Ce sont les revenus de l’année précédente qui doivent être considérés pour déterminer s’il y a une réduction du plafond des affaires pour une année d’imposition donnée. Ainsi, pour une société ayant une fin d’année d’imposition au 31 décembre 2019, il faudra vérifier s’il y a eu plus de 50 000 $ de revenus de placements passifs pour l’exercice terminé en 2018. Rappelons que cette nouvelle mesure s’applique à toutes les années d’imposition commençant après le 31 décembre 2018.

Minimiser les conséquences fiscales

L’un des éléments que l’on peut contrôler pour éviter d’être visé par les nouvelles règles est le moment du déclenchement des gains et pertes en capital sur les placements de portefeuille. Ainsi, les actionnaires et les conseillers en placement peuvent établir une stratégie pour vendre plus tôt certains titres ou encore s’en départir l’année suivante pour ne pas affecter le plafond des affaires.

Le type d’investissement peut également faire l’objet d’une planification. Il peut être préférable d’opter pour des placements qui génèrent des gains en capital plutôt que des revenus d’intérêts ou des dividendes puisque l’on a un meilleur contrôle sur le moment de réalisation du revenu. De plus, seule la moitié du gain en capital doit être considérée pour le calcul du revenu de placement.

Cette nouvelle mesure pénalisante mise en place par le gouvernement peut changer les planifications de rémunération et de placement des sociétés. Si vous croyez qu’une société est visée par ces règles, vous devriez communiquer avec un conseiller fiscal afin de valider les conséquences de ces changements sur ses impôts.
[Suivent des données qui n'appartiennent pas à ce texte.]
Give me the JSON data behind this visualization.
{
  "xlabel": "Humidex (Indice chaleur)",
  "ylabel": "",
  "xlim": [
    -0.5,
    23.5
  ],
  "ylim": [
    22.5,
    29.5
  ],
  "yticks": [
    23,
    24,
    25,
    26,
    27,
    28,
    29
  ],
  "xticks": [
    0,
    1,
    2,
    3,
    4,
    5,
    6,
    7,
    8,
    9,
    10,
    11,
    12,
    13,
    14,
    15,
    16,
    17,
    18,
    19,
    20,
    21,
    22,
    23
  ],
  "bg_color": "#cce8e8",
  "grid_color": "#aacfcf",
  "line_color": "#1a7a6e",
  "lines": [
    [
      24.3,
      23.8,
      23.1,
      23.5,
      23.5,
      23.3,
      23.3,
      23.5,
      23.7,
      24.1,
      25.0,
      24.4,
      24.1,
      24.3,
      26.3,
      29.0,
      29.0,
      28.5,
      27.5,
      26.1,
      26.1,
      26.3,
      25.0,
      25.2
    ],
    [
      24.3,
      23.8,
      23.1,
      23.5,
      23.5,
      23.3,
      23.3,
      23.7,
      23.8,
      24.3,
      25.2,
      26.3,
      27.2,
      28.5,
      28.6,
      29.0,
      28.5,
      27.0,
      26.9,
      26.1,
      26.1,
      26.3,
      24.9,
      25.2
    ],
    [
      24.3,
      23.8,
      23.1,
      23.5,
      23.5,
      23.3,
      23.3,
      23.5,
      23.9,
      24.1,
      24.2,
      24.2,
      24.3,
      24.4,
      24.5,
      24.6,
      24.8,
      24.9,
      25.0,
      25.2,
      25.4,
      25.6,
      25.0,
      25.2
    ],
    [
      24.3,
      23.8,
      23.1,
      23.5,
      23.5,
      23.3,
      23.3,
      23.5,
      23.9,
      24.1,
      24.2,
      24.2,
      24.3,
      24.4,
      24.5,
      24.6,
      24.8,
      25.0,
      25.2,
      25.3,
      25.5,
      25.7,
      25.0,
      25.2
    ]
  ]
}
Deux questions que le conseiller en sécurité financière devrait poser à son client:

1 Si la société de votre client présente des revenus de placements passifs excédant 50 000 $, ­avez-vous pensé à transférer des placements dans un ou des régimes de retraite individuels au bénéfice des actionnaires ou d’employés clés ? ­Cela peut se faire après avoir remboursé des avances aux actionnaires, déclenché un gain en capital en vendant des placements et versé des dividendes à même le ­compte de dividende en capital.

2 Le cas échéant, ­avez-vous pensé à transférer des placements dont la durée de détention est à long terme dans le volet placement d’un contrat d’assurance vie permanente (vie universelle ou vie entière participante) d’un actionnaire ou d’un employé clé ?

Jean-Guy Grenier, BAA, CMC, Adm.A, Pl. Fin., est expert associé au centre financier SFL des Sources.


Benoit Besner, LL.M Fisc., est directeur en fiscalité à BDO Canada.


1 Placements de 1 M$ x rendement de 5 % = 50 000 $ en revenus de placement, donc sous le seuil de réduction du plafond des affaires. 2 Au moment de mettre sous presse, le gouvernement du Québec n’avait toujours pas harmonisé ses politiques avec ces nouvelles mesures, mais il évalue présentement cette possibilité.